This project stores various grammars in a simplified version of Backus-Naur Form (BNF); it is built in PHP and hosted publicly on my UW student server.
Simply go to my website, select a grammar (English or Math, currently), select an identifier in that grammar, and click the Generate button! It'll output multiple randomly generated instances of that identifier (e.g. English sentence, Math expression, etc) for you to read and enjoy!
Machine grammars are incredibly useful to industry and computer science in general. They can understand grammars -- both compiling and constructing content in their formats -- which makes them an invaluable tool to modern programmers; indeed, their first usage was to describe and compile the syntax of programming languages!
It forms grammatical structures based on recursive term definitions. The concept is a bit tricky to wrap one's around, so let's go through an example, that of a mathematical grammar:
Well, it's a value that represents a quantity or amount of something.
Grammatically, a number (integer, at least) is literally just a string of digits.

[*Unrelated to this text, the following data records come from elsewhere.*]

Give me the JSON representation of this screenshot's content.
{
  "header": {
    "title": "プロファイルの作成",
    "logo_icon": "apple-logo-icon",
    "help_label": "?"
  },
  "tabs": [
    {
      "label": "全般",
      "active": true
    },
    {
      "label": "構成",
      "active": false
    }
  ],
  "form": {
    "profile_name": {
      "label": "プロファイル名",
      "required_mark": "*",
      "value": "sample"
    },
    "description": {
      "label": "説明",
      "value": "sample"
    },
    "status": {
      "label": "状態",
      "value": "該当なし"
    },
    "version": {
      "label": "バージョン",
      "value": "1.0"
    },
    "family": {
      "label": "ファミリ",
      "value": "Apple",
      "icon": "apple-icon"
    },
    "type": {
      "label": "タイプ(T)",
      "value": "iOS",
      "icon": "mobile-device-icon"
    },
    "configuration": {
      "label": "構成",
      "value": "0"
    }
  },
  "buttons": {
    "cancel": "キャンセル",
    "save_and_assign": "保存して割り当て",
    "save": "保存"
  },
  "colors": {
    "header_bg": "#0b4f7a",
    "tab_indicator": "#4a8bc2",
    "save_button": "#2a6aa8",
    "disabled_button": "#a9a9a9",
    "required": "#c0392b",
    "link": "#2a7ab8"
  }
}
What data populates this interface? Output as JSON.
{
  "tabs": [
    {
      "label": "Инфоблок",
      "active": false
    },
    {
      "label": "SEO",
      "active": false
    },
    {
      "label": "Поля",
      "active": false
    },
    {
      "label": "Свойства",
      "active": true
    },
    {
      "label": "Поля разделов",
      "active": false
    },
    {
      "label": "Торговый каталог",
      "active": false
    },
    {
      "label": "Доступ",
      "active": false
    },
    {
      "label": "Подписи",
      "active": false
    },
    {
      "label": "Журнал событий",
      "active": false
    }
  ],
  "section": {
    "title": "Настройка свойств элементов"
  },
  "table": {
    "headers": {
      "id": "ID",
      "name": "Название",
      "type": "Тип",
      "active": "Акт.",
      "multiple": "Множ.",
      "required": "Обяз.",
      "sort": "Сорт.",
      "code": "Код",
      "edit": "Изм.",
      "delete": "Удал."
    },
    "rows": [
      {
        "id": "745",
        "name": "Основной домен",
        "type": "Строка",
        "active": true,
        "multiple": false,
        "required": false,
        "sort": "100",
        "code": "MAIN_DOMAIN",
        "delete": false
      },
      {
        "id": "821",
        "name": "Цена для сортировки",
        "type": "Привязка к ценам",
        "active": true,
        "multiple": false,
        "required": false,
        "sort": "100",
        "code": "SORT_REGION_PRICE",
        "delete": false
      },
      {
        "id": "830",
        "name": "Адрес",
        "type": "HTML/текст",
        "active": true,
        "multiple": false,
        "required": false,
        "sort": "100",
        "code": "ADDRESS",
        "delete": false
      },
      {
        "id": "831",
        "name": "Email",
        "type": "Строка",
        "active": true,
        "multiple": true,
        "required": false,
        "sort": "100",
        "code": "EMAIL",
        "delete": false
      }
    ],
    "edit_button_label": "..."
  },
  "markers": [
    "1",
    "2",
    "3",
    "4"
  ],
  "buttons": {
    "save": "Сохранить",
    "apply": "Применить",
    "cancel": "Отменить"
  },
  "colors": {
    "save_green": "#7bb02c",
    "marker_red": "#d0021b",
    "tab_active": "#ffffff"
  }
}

That's it; no more, no less, just multiple digits in a row.
In words, a digit is either 0, 1, 2, 3, 4, 5, 6, 7, 8, or 9.
In Backus-Naur Form, we write that <digit> ::= 0 | 1 | 2 | 3 | 4 | 5 | 6 | 7 | 8 | 9 which is the syntactically correct version of the same meaning.

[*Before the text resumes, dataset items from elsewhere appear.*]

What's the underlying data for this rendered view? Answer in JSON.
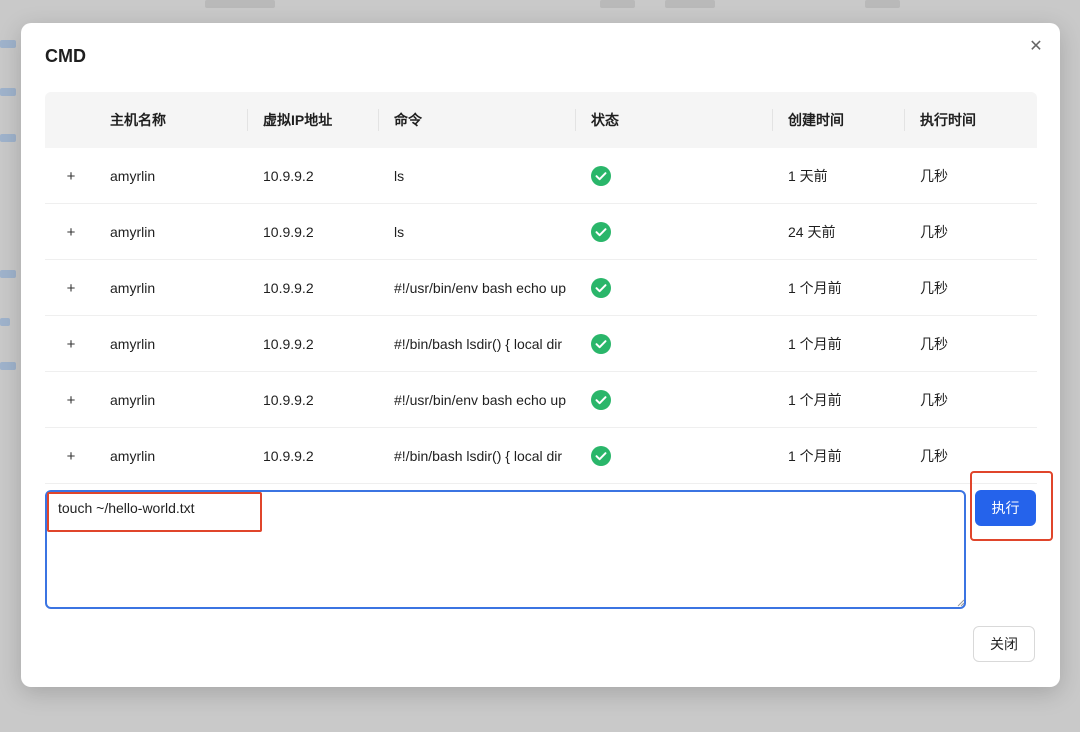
{
  "modal": {
    "title": "CMD",
    "close_icon": "close-icon"
  },
  "table": {
    "columns": [
      "主机名称",
      "虚拟IP地址",
      "命令",
      "状态",
      "创建时间",
      "执行时间"
    ],
    "rows": [
      {
        "host": "amyrlin",
        "ip": "10.9.9.2",
        "command": "ls",
        "status": "success",
        "created": "1 天前",
        "exec_time": "几秒"
      },
      {
        "host": "amyrlin",
        "ip": "10.9.9.2",
        "command": "ls",
        "status": "success",
        "created": "24 天前",
        "exec_time": "几秒"
      },
      {
        "host": "amyrlin",
        "ip": "10.9.9.2",
        "command": "#!/usr/bin/env bash echo up",
        "status": "success",
        "created": "1 个月前",
        "exec_time": "几秒"
      },
      {
        "host": "amyrlin",
        "ip": "10.9.9.2",
        "command": "#!/bin/bash lsdir() { local dir",
        "status": "success",
        "created": "1 个月前",
        "exec_time": "几秒"
      },
      {
        "host": "amyrlin",
        "ip": "10.9.9.2",
        "command": "#!/usr/bin/env bash echo up",
        "status": "success",
        "created": "1 个月前",
        "exec_time": "几秒"
      },
      {
        "host": "amyrlin",
        "ip": "10.9.9.2",
        "command": "#!/bin/bash lsdir() { local dir",
        "status": "success",
        "created": "1 个月前",
        "exec_time": "几秒"
      }
    ]
  },
  "command_input": {
    "value": "touch ~/hello-world.txt"
  },
  "buttons": {
    "execute": "执行",
    "close": "关闭"
  },
  "colors": {
    "primary": "#2563eb",
    "success": "#2ab66a",
    "annotation": "#e0452b"
  }
}
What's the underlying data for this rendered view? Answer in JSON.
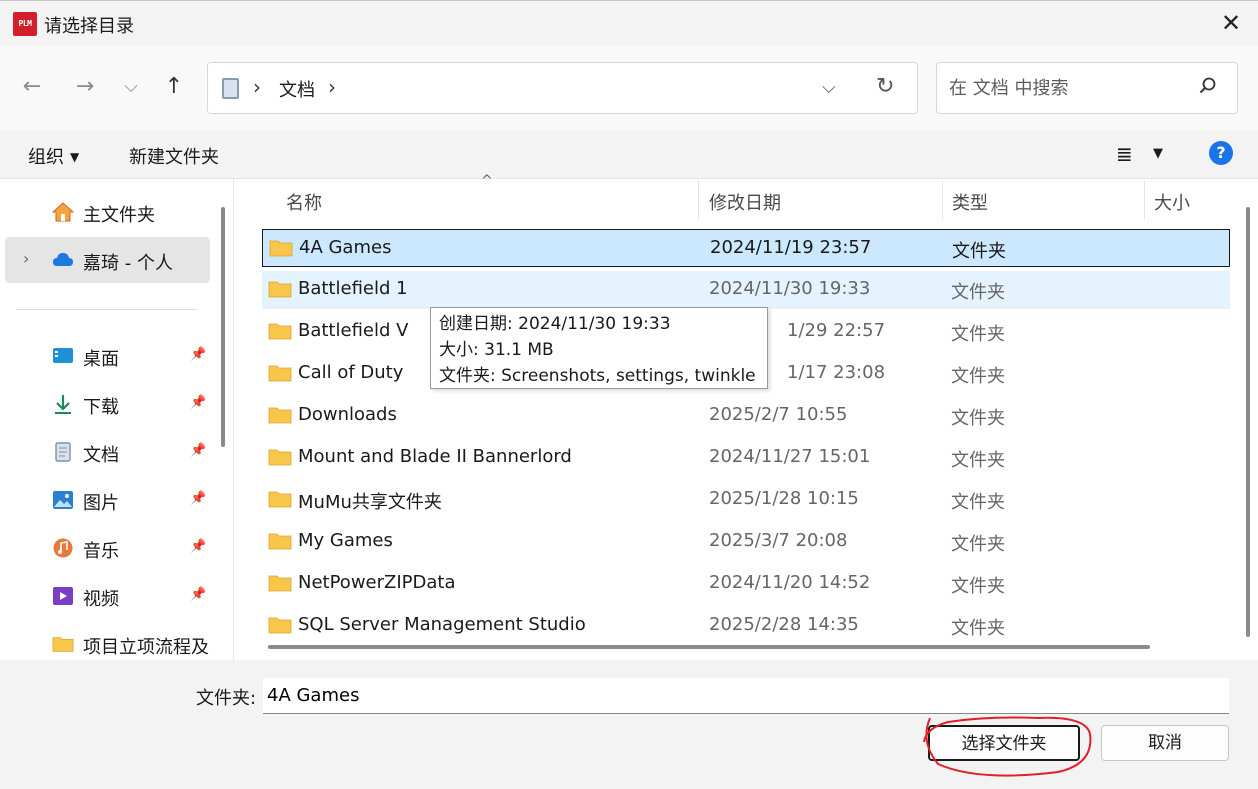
{
  "window": {
    "title": "请选择目录",
    "app_icon_text": "PLM",
    "close_label": "✕"
  },
  "nav": {
    "back": "←",
    "forward": "→",
    "recent": "⌵",
    "up": "↑"
  },
  "address": {
    "separator": "›",
    "crumb": "文档",
    "dropdown": "⌵",
    "refresh": "↻"
  },
  "search": {
    "placeholder": "在 文档 中搜索"
  },
  "toolbar": {
    "organize": "组织",
    "organize_caret": "▼",
    "new_folder": "新建文件夹",
    "view": "≣",
    "view_caret": "▼",
    "help": "?"
  },
  "sidebar": {
    "items": [
      {
        "label": "主文件夹",
        "icon": "home-icon"
      },
      {
        "label": "嘉琦 - 个人",
        "icon": "cloud-icon",
        "expand": "›"
      },
      {
        "label": "桌面",
        "icon": "desktop-icon",
        "pin": "📌"
      },
      {
        "label": "下载",
        "icon": "download-icon",
        "pin": "📌"
      },
      {
        "label": "文档",
        "icon": "document-icon",
        "pin": "📌"
      },
      {
        "label": "图片",
        "icon": "picture-icon",
        "pin": "📌"
      },
      {
        "label": "音乐",
        "icon": "music-icon",
        "pin": "📌"
      },
      {
        "label": "视频",
        "icon": "video-icon",
        "pin": "📌"
      },
      {
        "label": "项目立项流程及",
        "icon": "folder-icon"
      }
    ]
  },
  "columns": {
    "name": "名称",
    "modified": "修改日期",
    "type": "类型",
    "size": "大小",
    "sort_caret": "^"
  },
  "files": [
    {
      "name": "4A Games",
      "modified": "2024/11/19 23:57",
      "type": "文件夹"
    },
    {
      "name": "Battlefield 1",
      "modified": "2024/11/30 19:33",
      "type": "文件夹"
    },
    {
      "name": "Battlefield V",
      "modified": "1/29 22:57",
      "type": "文件夹"
    },
    {
      "name": "Call of Duty",
      "modified": "1/17 23:08",
      "type": "文件夹"
    },
    {
      "name": "Downloads",
      "modified": "2025/2/7 10:55",
      "type": "文件夹"
    },
    {
      "name": "Mount and Blade II Bannerlord",
      "modified": "2024/11/27 15:01",
      "type": "文件夹"
    },
    {
      "name": "MuMu共享文件夹",
      "modified": "2025/1/28 10:15",
      "type": "文件夹"
    },
    {
      "name": "My Games",
      "modified": "2025/3/7 20:08",
      "type": "文件夹"
    },
    {
      "name": "NetPowerZIPData",
      "modified": "2024/11/20 14:52",
      "type": "文件夹"
    },
    {
      "name": "SQL Server Management Studio",
      "modified": "2025/2/28 14:35",
      "type": "文件夹"
    }
  ],
  "tooltip": {
    "line1": "创建日期: 2024/11/30 19:33",
    "line2": "大小: 31.1 MB",
    "line3": "文件夹: Screenshots, settings, twinkle"
  },
  "footer": {
    "folder_label": "文件夹:",
    "folder_value": "4A Games",
    "select_button": "选择文件夹",
    "cancel_button": "取消"
  },
  "colors": {
    "selection": "#cce8ff",
    "hover": "#e5f3ff",
    "folder": "#f8c64a",
    "annotation": "#e0202a",
    "help": "#1a73e8"
  }
}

In our version, we write $digit ::= 0 | 1 | 2 | 3 | 4 | 5 | 6 | 7 | 8 | 9 which is essentially the same as before (just with $key instead of <key>)
Since the size of a number is open-ended, the definition must be recursive. However, there's also a minimum number of digits possible: 1. What does that mean?
A number is either a single digit, or it is another number followed by a digit. 1 is both a digit and a number. 45 is a number (4) followed by a digit (5). 284 is a number (28 (2 followed by 8)) followed by a digit (4). See? Every number can be recursively defined in this manner.
In Backus-Naur Form, we write <number> ::= <digit> | <number><digit> -- it's that simple!
This can be expanded indefinitely, to create any desirable grammar! In our code, we define a basic math grammar with 7 different terms:
$digit ::= 0 | 1 | 2 | 3 | 4 | 5 | 6 | 7 | 8 | 9
$number ::= $digit | $number$digit
$variable ::= x | y | z | a | b | c | d
$expression ::= $variable | $number | $function | $expression $operator $expression
$function ::= $f($expression)
$f ::= sin | cos | tan
$operator ::= * | + | - | /
In reality, however, there's no limit! I'm going to expand this project to let everyone create their own grammars; check in about the progress (#38) if you're curious!
This early and necessary foray into the field of Natural Language Processing (NLP) was part of my group's presentation on that field for UW CSE 190E "Startup" in August 2018. It was wholly unnecessary for us to make something this complicated for a PowerPoint-based class lecture, but I figured it would prove an insightful and relatively simple demonstration of the power of natural language processing and machine grammars.
Really, I've been wanting to make something like this ever since I read the description of Assignment 5 for UW CSE 143 in August 2017, and this was a pretty nice excuse.